The bleeding had stopped, so I grabbed the relevant Encyclopaedia Brittanica off the shelf to see how much blood someone of my age and size should have inside them. I’d lost almost a quart, according to the awesome Tupperware bowl. Brittanica said I should have about 4 quarts (a quart being about 950ml). Current Googling gives me a lower number.

In any case I was fine, it had stopped, no panic, and we’d all learned something interesting.

Then a short while later it opened up again. We rang the doctor, and he said to go to the hospital. I kept spitting into the container – good data for the hospital, right? Before we left, it had stopped again. I had closer to two quarts in the bowl, and I now knew that wasn’t a safe amount.

It was a small Florida town, and we had a (new at the time) hospital in town so the drive was short. I was fine, cheerful and chipper as I could be, and the bleeding had stopped again for the longest time yet. They decided I should to to another hospital in the next town over, and have Dr Inappropriate cauterise the area to stop the bleeding. They put me into an ambulance.
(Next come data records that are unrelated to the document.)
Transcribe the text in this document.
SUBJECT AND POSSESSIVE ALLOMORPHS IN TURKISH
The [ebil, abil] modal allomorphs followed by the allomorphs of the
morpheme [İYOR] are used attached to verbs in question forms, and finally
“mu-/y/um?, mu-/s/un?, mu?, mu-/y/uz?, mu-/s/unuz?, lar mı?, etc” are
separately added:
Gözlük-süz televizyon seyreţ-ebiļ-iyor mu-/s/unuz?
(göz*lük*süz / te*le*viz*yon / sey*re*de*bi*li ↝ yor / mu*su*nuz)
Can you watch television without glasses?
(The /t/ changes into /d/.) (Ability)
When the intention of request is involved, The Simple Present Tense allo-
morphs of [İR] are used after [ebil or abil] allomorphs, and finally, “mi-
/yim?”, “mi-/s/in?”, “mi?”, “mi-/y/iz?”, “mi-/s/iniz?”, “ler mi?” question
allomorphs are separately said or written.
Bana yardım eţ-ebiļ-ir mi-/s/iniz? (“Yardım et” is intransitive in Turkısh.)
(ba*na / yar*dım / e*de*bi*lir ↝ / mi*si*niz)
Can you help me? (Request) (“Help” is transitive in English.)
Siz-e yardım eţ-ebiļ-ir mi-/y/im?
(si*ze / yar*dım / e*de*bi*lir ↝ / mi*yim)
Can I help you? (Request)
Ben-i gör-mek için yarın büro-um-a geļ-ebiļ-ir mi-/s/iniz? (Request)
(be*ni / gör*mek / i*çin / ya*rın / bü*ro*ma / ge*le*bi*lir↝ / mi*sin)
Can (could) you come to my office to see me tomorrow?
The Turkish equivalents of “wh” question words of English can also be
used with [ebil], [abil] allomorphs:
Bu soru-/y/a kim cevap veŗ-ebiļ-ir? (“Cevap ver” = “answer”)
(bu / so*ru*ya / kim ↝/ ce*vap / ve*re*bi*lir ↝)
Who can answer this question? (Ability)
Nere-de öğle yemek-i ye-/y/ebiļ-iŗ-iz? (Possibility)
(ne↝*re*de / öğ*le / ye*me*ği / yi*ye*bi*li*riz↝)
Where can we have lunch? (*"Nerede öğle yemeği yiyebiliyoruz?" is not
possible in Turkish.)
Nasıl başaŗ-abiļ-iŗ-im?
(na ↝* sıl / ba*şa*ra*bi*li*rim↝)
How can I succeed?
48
They strapped me down, as they do in ambulances apparently (this was my first and only experience inside of one). I started bleeding again on the way. I was tied down on my back, spraying blood at the back of my throat, not even able to talk because I would choke, and unable to sit up and spit it out. I always thought from movies that when a kid was in an ambulance a parent was allowed inside, too? Stupid movies. I remember feeling a bit of panic at that point, waving my arms as much as I could under the straps and gurgling for help. I swallowed a lot more blood before they let me up and I could spit. Into my mother’s bowl, still keeping track. I know I had lost over 2 quarts by then – over half my blood supply in a jellied square mass on my lap. That’s not counting the amount that I had swallowed.

By the way: ‘human’ vampires are bullshit. I know, for a fact, from this experience, that the human body can not digest fresh human blood. I will never forget what it looked and smelled like coming out the other end.

I might have gone a bit light-headed by the time I’d arrived at the other hospital for the cauterisation. I don’t remember anything else.

I know that my mom was irritated that she never got her awesome Tupperware bowl back, though.